Documentation / Scheduled Tasks & Event Listeners

Scheduled Tasks & Event Listeners

Updated February 28, 2026

What Are Scheduled Tasks?

Some assistants can run automatically on a schedule without you being logged in. For example, the Security Assistant runs a daily security scan, and AI Radar performs a weekly visibility check. This is ideal for recurring maintenance, monitoring, and reporting.

How It Works

  1. An assistant defines its tasks internally (developers use get_scheduled_tasks()).
  2. When the assistant is activated, the tasks are registered with WordPress cron.
  3. WP-Cron fires the task on schedule.
  4. If the task uses AI mode, it runs through the LLM with full reasoning and tool access. Otherwise it runs a PHP callback directly.
  5. Every execution is recorded in the Audit Log with timing, mode, and outcome.

Two Execution Modes

ModeHow It RunsWhen to Use
🤖 AI (Autonomous)Sent to the LLM with full reasoning and tool accessComplex analysis, content generation, multi-step workflows
⚙️ DirectCalls a PHP callback methodSimple, predictable tasks like cache clearing or data cleanup

If the AI provider is not configured, autonomous tasks gracefully fall back to direct mode — nothing breaks.

Managing Scheduled Tasks

Go to Agentic → Deployment → Scheduled Tasks to see all tasks defined by your active assistants.
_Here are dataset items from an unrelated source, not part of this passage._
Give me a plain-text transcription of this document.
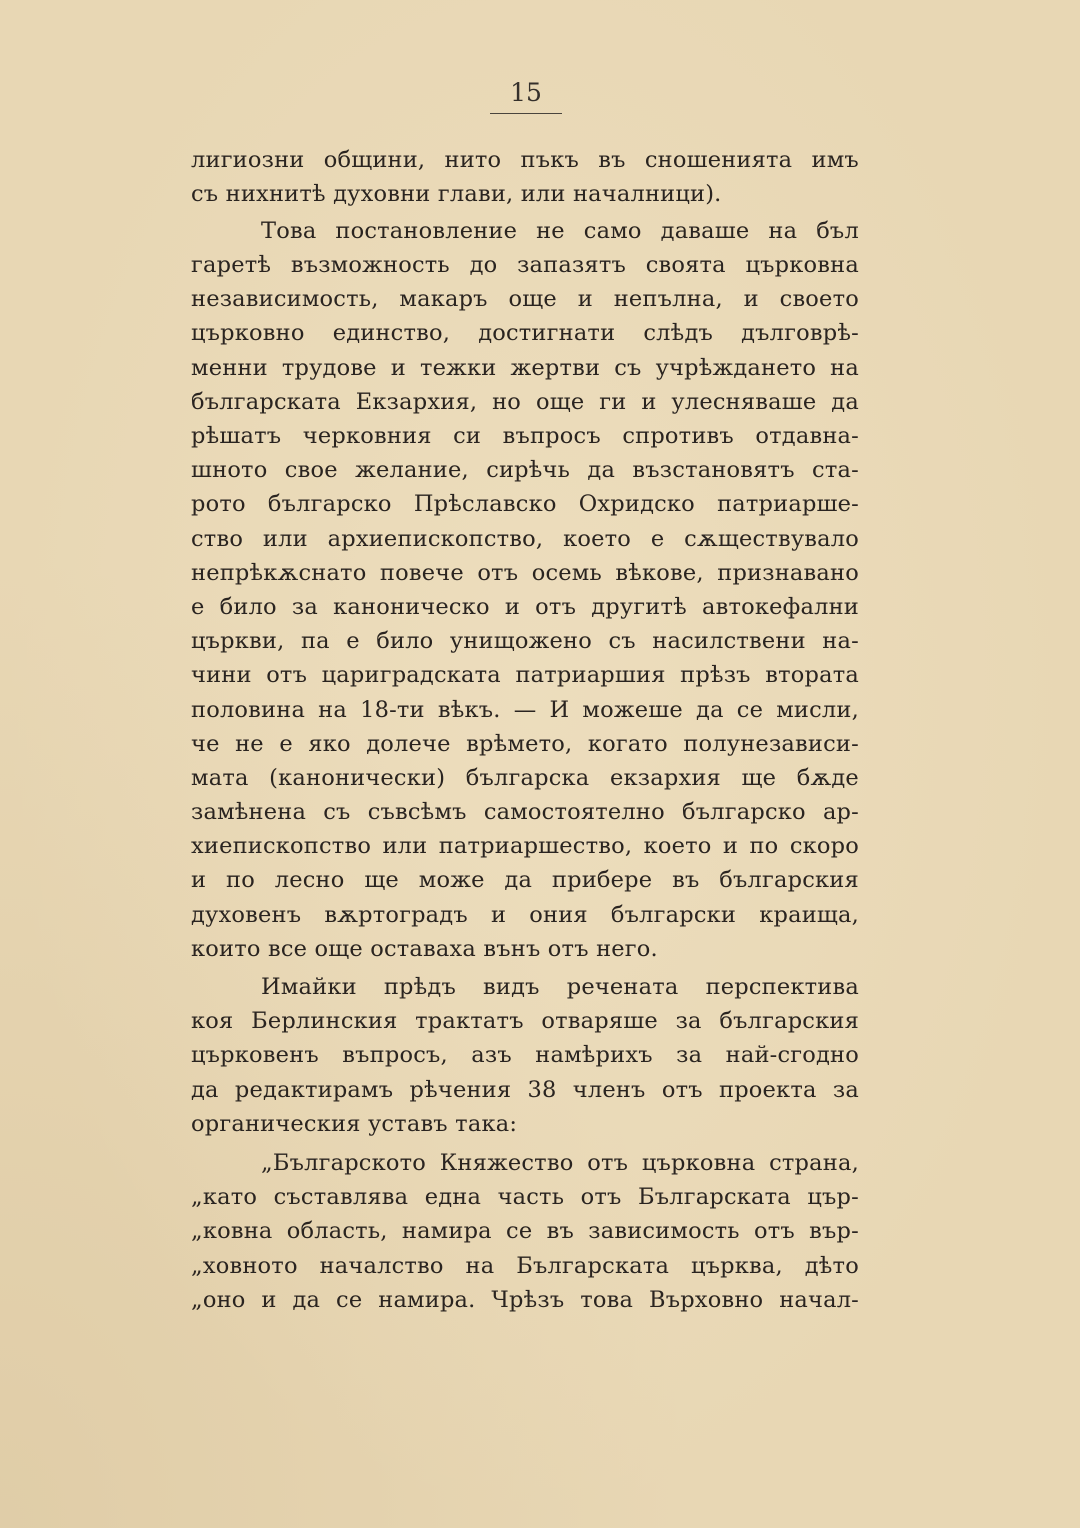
15
лигиозни общини, нито пъкъ въ сношенията имъ
съ нихнитѣ духовни глави, или началници).
Това постановление не само даваше на бъл
гаретѣ възможность до запазятъ своята църковна
независимость, макаръ още и непълна, и своето
църковно единство, достигнати слѣдъ дълговрѣ-
менни трудове и тежки жертви съ учрѣждането на
българската Екзархия, но още ги и улесняваше да
рѣшатъ черковния си въпросъ спротивъ отдавна-
шното свое желание, сирѣчь да възстановятъ ста-
рото българско Прѣславско Охридско патриарше-
ство или архиепископство, което е сѫществувало
непрѣкѫснато повече отъ осемь вѣкове, признавано
е било за каноническо и отъ другитѣ автокефални
църкви, па е било унищожено съ насилствени на-
чини отъ цариградската патриаршия прѣзъ втората
половина на 18-ти вѣкъ. — И можеше да се мисли,
че не е яко долече врѣмето, когато полунезависи-
мата (канонически) българска екзархия ще бѫде
замѣнена съ съвсѣмъ самостоятелно българско ар-
хиепископство или патриаршество, което и по скоро
и по лесно ще може да прибере въ българския
духовенъ вѫртоградъ и ония български краища,
които все още оставаха вънъ отъ него.
Имайки прѣдъ видъ речената перспектива
коя Берлинския трактатъ отваряше за българския
църковенъ въпросъ, азъ намѣрихъ за най-сгодно
да редактирамъ рѣчения 38 членъ отъ проекта за
органическия уставъ така:
„Българското Княжество отъ църковна страна,
„като съставлява една часть отъ Българската цър-
„ковна область, намира се въ зависимость отъ вър-
„ховното началство на Българската църква, дѣто
„оно и да се намира. Чрѣзъ това Върховно начал-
Each row shows:

  • Agent — which assistant owns the task
  • Task name and description
  • Schedule — how often it runs (hourly, daily, weekly, etc.)
  • Mode — AI or Direct
  • Status — Active (green) or Not Scheduled (red)
  • Next Run — when it will fire next, with a human-readable countdown

Actions

  • Run Now — execute the task immediately. Opens a dedicated task runner page with live output.
  • Delete — remove the cron event from the WordPress queue. The task definition remains (it is part of the assistant’s code), but it will no longer run automatically. Status changes to “Not Scheduled”.
  • Schedule — re-register a previously deleted task. Restores the cron event with the original recurrence (daily, weekly, etc.).
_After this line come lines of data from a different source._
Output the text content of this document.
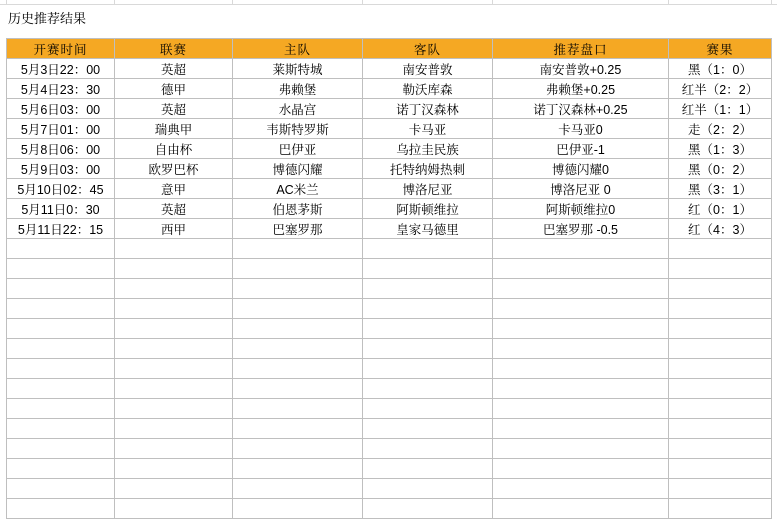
历史推荐结果
开赛时间	联赛	主队	客队	推荐盘口	赛果
5月3日22：00	英超	莱斯特城	南安普敦	南安普敦+0.25	黑（1：0）
5月4日23：30	德甲	弗赖堡	勒沃库森	弗赖堡+0.25	红半（2：2）
5月6日03：00	英超	水晶宫	诺丁汉森林	诺丁汉森林+0.25	红半（1：1）
5月7日01：00	瑞典甲	韦斯特罗斯	卡马亚	卡马亚0	走（2：2）
5月8日06：00	自由杯	巴伊亚	乌拉圭民族	巴伊亚-1	黑（1：3）
5月9日03：00	欧罗巴杯	博德闪耀	托特纳姆热刺	博德闪耀0	黑（0：2）
5月10日02：45	意甲	AC米兰	博洛尼亚	博洛尼亚 0	黑（3：1）
5月11日0：30	英超	伯恩茅斯	阿斯顿维拉	阿斯顿维拉0	红（0：1）
5月11日22：15	西甲	巴塞罗那	皇家马德里	巴塞罗那 -0.5	红（4：3）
Deleting a scheduled task does not deactivate the assistant — it only stops that one cron job. You can bring it back at any time with the Schedule button.

Common Uses

  • Weekly AI visibility scan: AI Radar checks your robots.txt, schema markup, and content structure
  • Daily security scan: Security Assistant checks for failed logins, outdated plugins, and modified files
  • Daily SEO check: Verify meta descriptions, headings, and alt text on new content
  • Weekly content audit: Check for broken links, outdated posts, and missing images

Event Listeners

Assistants can also react to WordPress events as they happen — like a settings change, plugin activation, or failed login attempt. Unlike scheduled tasks that run at fixed intervals, event listeners fire in real time when something specific occurs on your site.

How Event Listeners Work

  1. An assistant defines which WordPress hooks (events) it wants to monitor.
  2. When your site loads, the plugin binds those listeners to their hooks.
  3. When a hook fires, the callback checks if the event is relevant.
  4. If the event is not relevant (e.g. a settings change to an unrelated option), it is silently ignored — no log noise.
  5. If the event is relevant, the callback does its work and the action is recorded in the Audit Log.
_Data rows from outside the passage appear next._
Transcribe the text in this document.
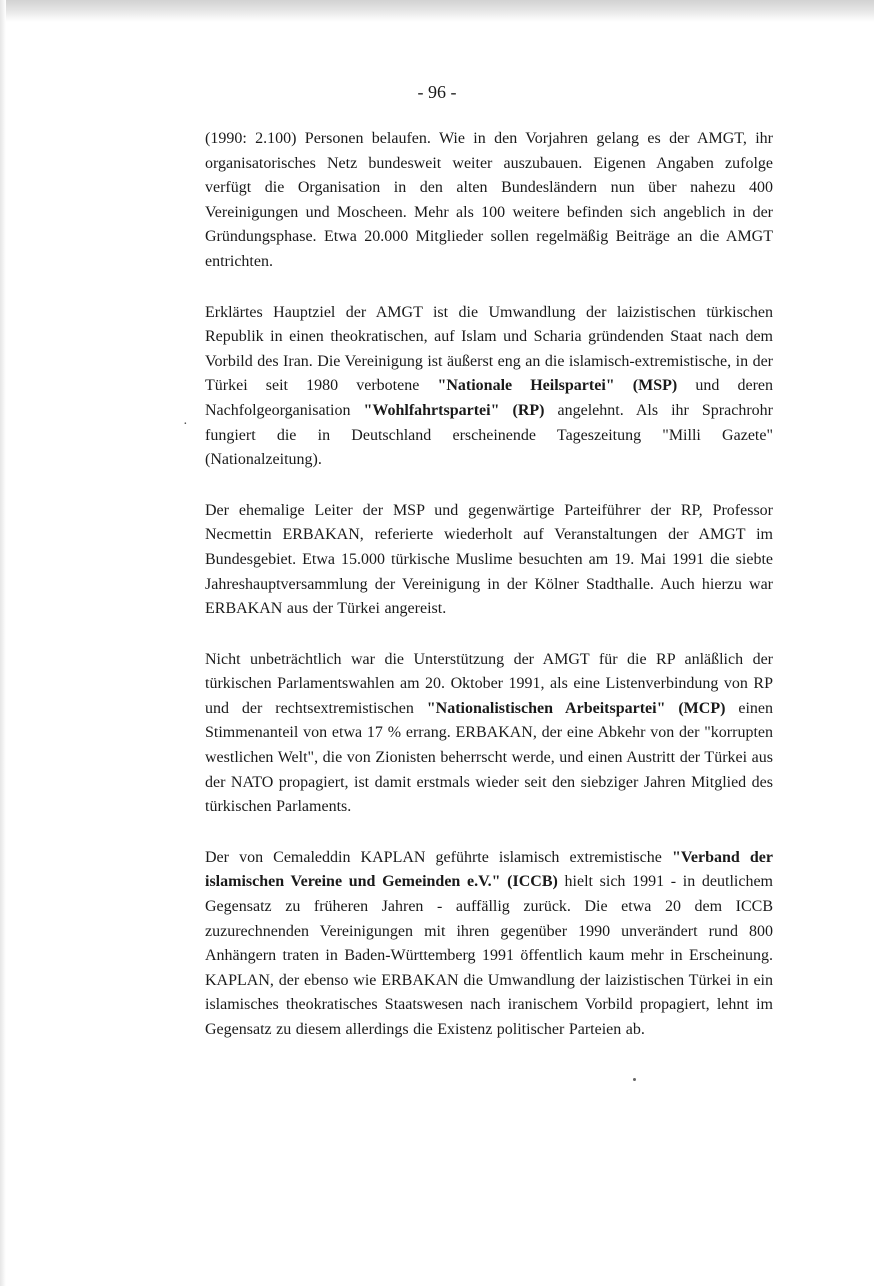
- 96 -

(1990: 2.100) Personen belaufen. Wie in den Vorjahren gelang es der AMGT, ihr organisatorisches Netz bundesweit weiter auszubauen. Eigenen Angaben zufolge verfügt die Organisation in den alten Bundesländern nun über nahezu 400 Vereinigungen und Moscheen. Mehr als 100 weitere befinden sich angeblich in der Gründungsphase. Etwa 20.000 Mitglieder sollen regelmäßig Beiträge an die AMGT entrichten.

Erklärtes Hauptziel der AMGT ist die Umwandlung der laizistischen türkischen Republik in einen theokratischen, auf Islam und Scharia gründenden Staat nach dem Vorbild des Iran. Die Vereinigung ist äußerst eng an die islamisch-extremistische, in der Türkei seit 1980 verbotene "Nationale Heilspartei" (MSP) und deren Nachfolgeorganisation "Wohlfahrtspartei" (RP) angelehnt. Als ihr Sprachrohr fungiert die in Deutschland erscheinende Tageszeitung "Milli Gazete" (Nationalzeitung).

Der ehemalige Leiter der MSP und gegenwärtige Parteiführer der RP, Professor Necmettin ERBAKAN, referierte wiederholt auf Veranstaltungen der AMGT im Bundesgebiet. Etwa 15.000 türkische Muslime besuchten am 19. Mai 1991 die siebte Jahreshauptversammlung der Vereinigung in der Kölner Stadthalle. Auch hierzu war ERBAKAN aus der Türkei angereist.

Nicht unbeträchtlich war die Unterstützung der AMGT für die RP anläßlich der türkischen Parlamentswahlen am 20. Oktober 1991, als eine Listenverbindung von RP und der rechtsextremistischen "Nationalistischen Arbeitspartei" (MCP) einen Stimmenanteil von etwa 17 % errang. ERBAKAN, der eine Abkehr von der "korrupten westlichen Welt", die von Zionisten beherrscht werde, und einen Austritt der Türkei aus der NATO propagiert, ist damit erstmals wieder seit den siebziger Jahren Mitglied des türkischen Parlaments.

Der von Cemaleddin KAPLAN geführte islamisch extremistische "Verband der islamischen Vereine und Gemeinden e.V." (ICCB) hielt sich 1991 - in deutlichem Gegensatz zu früheren Jahren - auffällig zurück. Die etwa 20 dem ICCB zuzurechnenden Vereinigungen mit ihren gegenüber 1990 unverändert rund 800 Anhängern traten in Baden-Württemberg 1991 öffentlich kaum mehr in Erscheinung. KAPLAN, der ebenso wie ERBAKAN die Umwandlung der laizistischen Türkei in ein islamisches theokratisches Staatswesen nach iranischem Vorbild propagiert, lehnt im Gegensatz zu diesem allerdings die Existenz politischer Parteien ab.

·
For example, AI Radar listens to the updated_option hook but only reacts to robots.txt-related settings. All other option changes are silently skipped.

Viewing Event Listeners

Go to Agentic → Deployment → Event Listeners to see all active listeners, their hooks, priorities, and execution modes.

WP-Cron Reliability

WordPress cron depends on site traffic to trigger scheduled events. On low-traffic sites, tasks may run slightly later than scheduled. For precise timing, set up a real server cron job:

*/5 * * * * curl -s https://yoursite.com/wp-cron.php > /dev/null 2>&1

This hits WP-Cron every 5 minutes regardless of traffic. Ask your hosting provider if you are unsure how to set this up.

For Developers

See the Architecture documentation for the full developer reference on get_scheduled_tasks() and get_event_listeners(), including code examples and the callback return value convention for controlling audit log behaviour.

Scheduled tasks since v1.4.0. Event listeners since v1.5.0. Schedule/Delete buttons added in v1.9.5.